Zelensky tried to cavil about the gambling metaphor, but it was too late. Trump and Vance hammered him from both sides, by turns accusing him of trying to provoke World War III and of showing no appreciation for American military support.
“Just say thank you,” Vance urged.
Zelensky even got the “knife hand” from the Vice President, which my friend Jack Posobiec assures me is bad news. When a marine gives you the knife hand, you’ve really messed up.
As if to further underline the depth of the unfolding catastrophe, the camera cut to Ukraine’s ambassador to the US, Oksana Markarova, who sat with her head in her hands. Her face said it all.
Disaster.
Zelensky was asked to leave the White House. There was no agreement, nothing was signed. Just go.

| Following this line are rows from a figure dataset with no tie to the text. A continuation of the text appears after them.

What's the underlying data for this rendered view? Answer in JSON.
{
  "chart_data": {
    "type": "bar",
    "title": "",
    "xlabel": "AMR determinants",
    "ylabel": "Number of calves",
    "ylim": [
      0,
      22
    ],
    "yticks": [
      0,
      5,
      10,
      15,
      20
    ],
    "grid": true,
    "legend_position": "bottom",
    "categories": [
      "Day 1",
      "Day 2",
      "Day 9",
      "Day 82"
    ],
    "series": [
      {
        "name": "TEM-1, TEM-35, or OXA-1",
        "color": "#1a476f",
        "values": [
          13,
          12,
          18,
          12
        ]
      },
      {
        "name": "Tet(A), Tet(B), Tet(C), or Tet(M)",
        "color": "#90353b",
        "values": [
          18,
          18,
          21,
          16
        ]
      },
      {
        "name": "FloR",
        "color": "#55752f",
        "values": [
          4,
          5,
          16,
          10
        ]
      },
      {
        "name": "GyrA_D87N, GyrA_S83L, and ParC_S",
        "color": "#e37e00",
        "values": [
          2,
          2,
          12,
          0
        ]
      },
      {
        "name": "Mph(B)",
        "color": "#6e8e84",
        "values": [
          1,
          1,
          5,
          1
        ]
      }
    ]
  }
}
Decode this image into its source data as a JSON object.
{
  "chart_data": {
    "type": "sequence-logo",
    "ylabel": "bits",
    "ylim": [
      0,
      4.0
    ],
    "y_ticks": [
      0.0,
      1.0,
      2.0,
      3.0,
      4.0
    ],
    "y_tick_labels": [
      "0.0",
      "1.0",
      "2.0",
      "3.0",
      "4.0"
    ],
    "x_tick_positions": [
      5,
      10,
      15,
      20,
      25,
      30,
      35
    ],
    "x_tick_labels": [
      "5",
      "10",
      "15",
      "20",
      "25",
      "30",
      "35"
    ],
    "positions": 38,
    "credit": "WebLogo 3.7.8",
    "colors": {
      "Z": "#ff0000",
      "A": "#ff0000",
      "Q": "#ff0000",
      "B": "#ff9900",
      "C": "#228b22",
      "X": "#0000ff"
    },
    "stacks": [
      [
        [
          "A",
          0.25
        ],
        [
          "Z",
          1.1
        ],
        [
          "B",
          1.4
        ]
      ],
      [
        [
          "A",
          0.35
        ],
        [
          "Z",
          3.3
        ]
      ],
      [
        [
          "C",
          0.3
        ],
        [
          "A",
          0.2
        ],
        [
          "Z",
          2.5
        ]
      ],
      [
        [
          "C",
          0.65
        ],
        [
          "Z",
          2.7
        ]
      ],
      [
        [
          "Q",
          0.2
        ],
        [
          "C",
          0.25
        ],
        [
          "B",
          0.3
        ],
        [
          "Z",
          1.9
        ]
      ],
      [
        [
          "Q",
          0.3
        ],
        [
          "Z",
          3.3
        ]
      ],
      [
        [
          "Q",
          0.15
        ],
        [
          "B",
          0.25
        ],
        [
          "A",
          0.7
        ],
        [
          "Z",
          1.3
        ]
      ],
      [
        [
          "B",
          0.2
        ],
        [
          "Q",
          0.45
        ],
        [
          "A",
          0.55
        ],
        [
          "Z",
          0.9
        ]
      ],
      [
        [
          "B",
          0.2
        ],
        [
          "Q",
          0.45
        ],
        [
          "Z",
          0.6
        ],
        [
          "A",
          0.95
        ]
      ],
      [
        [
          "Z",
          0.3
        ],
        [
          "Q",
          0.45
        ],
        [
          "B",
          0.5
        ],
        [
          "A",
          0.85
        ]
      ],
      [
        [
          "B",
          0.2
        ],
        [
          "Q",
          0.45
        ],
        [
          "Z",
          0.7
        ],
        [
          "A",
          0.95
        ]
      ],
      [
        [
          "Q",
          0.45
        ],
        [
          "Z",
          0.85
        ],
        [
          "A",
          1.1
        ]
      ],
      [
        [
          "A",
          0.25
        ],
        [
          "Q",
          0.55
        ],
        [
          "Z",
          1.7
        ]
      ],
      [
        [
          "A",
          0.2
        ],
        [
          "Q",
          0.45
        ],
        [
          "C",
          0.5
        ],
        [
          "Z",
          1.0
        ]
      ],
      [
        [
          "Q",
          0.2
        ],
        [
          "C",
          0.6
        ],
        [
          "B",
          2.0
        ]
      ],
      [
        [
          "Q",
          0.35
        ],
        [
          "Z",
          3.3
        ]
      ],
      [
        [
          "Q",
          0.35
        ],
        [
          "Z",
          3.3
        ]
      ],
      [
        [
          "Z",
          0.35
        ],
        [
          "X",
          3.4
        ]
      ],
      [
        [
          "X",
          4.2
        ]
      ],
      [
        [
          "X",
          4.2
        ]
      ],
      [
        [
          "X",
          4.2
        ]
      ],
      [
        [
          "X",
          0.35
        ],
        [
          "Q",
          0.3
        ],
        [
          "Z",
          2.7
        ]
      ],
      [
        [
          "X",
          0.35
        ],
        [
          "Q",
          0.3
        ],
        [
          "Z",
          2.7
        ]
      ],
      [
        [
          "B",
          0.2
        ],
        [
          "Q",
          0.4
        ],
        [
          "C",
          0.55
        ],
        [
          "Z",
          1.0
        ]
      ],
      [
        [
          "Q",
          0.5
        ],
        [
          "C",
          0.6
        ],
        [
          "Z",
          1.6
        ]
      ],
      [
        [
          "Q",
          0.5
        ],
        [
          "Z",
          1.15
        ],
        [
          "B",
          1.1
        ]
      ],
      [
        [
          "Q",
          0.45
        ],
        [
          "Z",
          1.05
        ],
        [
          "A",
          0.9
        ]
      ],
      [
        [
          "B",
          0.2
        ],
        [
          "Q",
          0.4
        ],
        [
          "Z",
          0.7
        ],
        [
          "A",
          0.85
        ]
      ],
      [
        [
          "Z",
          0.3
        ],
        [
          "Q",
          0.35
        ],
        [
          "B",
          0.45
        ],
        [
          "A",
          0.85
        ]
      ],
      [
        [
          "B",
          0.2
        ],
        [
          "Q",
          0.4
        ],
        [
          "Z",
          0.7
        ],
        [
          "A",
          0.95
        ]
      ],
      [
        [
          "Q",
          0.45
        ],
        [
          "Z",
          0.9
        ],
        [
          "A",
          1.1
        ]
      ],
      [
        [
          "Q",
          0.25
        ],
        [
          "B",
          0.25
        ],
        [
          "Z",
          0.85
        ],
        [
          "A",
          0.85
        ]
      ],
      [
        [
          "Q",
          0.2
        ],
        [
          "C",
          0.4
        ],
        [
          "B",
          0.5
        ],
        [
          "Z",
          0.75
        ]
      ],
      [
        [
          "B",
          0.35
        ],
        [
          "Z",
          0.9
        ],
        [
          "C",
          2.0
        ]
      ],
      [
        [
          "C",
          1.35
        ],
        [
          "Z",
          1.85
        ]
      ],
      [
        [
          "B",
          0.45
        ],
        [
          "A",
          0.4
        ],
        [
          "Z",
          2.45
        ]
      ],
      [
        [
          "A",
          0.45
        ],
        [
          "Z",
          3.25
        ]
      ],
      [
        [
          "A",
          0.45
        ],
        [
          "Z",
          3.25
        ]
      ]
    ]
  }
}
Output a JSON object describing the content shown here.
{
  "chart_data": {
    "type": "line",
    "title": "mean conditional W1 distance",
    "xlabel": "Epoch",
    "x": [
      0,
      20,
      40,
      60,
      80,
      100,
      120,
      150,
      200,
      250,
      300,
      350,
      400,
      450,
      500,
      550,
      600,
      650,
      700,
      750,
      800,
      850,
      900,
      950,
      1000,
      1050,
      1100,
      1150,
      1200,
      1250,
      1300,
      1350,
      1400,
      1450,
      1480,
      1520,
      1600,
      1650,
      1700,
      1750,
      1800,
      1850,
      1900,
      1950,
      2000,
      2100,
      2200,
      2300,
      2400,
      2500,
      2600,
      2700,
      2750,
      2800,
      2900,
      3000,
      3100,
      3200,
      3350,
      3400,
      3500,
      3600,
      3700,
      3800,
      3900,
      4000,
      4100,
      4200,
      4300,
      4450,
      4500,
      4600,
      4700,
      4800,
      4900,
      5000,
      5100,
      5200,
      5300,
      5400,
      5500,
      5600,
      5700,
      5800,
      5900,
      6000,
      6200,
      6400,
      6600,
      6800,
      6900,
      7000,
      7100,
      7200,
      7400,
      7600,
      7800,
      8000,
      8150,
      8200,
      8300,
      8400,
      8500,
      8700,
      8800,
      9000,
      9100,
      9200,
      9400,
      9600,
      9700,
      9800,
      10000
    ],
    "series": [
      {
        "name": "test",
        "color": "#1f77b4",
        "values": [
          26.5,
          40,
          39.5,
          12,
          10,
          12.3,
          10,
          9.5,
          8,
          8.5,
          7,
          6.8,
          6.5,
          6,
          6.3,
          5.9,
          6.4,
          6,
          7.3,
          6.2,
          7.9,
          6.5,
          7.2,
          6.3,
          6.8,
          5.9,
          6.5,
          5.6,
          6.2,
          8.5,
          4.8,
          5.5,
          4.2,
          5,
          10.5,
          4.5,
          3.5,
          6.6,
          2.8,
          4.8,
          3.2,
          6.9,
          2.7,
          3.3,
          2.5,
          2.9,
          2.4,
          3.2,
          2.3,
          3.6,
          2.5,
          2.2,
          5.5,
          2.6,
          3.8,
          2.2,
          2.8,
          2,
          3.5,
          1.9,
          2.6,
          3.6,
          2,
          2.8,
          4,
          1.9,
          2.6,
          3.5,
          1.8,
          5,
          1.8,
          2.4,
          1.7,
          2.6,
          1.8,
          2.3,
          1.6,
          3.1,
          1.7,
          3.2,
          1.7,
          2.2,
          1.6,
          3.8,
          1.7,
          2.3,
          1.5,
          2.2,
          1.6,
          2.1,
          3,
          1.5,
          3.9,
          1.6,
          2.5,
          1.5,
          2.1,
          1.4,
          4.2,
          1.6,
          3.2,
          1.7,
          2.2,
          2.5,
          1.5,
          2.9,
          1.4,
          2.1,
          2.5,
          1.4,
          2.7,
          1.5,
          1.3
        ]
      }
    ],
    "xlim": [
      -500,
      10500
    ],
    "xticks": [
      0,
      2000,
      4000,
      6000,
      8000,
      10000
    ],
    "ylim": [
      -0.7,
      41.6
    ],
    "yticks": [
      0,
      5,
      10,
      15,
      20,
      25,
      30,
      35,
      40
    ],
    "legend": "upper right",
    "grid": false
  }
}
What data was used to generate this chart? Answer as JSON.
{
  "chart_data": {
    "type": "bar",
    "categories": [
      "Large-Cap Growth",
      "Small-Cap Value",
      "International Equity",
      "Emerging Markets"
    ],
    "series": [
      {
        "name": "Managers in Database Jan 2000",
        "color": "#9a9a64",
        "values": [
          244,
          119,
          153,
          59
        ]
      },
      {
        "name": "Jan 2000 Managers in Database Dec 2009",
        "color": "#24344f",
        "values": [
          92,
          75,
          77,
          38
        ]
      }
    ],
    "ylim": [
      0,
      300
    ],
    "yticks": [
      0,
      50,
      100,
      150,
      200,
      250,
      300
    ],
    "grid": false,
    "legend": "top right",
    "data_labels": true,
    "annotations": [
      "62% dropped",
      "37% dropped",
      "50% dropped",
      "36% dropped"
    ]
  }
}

The obvious question now: What’s next for the little man from Kiev?
Zelensky is already feeling the financial sting of his ill-advised behavior. Secretary of State Marco Rubio has cut all USAID funding for rebuilding Ukraine’s devastated energy-transmission system, and official White House sources are saying further military aid—billions of dollars’ worth of vital radars, ammunition and missiles—is now going to be withheld. Elon Musk has suggested a full DOGE audit of every penny Ukraine has received since 2022.
In an interview with Fox after he left the White House on Friday, Zelensky seemed puzzled by what had just happened, a bit like an addict who wakes up the morning after a massive bender and wonders why the mirrors are all broken and there’s a hole in the bedroom door and his hands are bloody and bruised and his foot hurts. He’s since said he believes a deal with the US is still possible. US pressure may be enough to bring him back to the table with a better attitude.
But if it isn’t, it’s hard to see where Zelensky goes from here.
The incident has horrified Ukraine’s European allies. And while there’s bold talk of “going it alone” and supporting Ukraine without the US, that simply won’t happen. As much as Europe might like to think it has an independent capability to support a proxy war or even a direct war against Russia, it doesn’t. Such talk is pure bluster.
Last week, Zelensky said he would be willing to step aside to secure peace. Don’t be surprised if he’s held to his word very soon.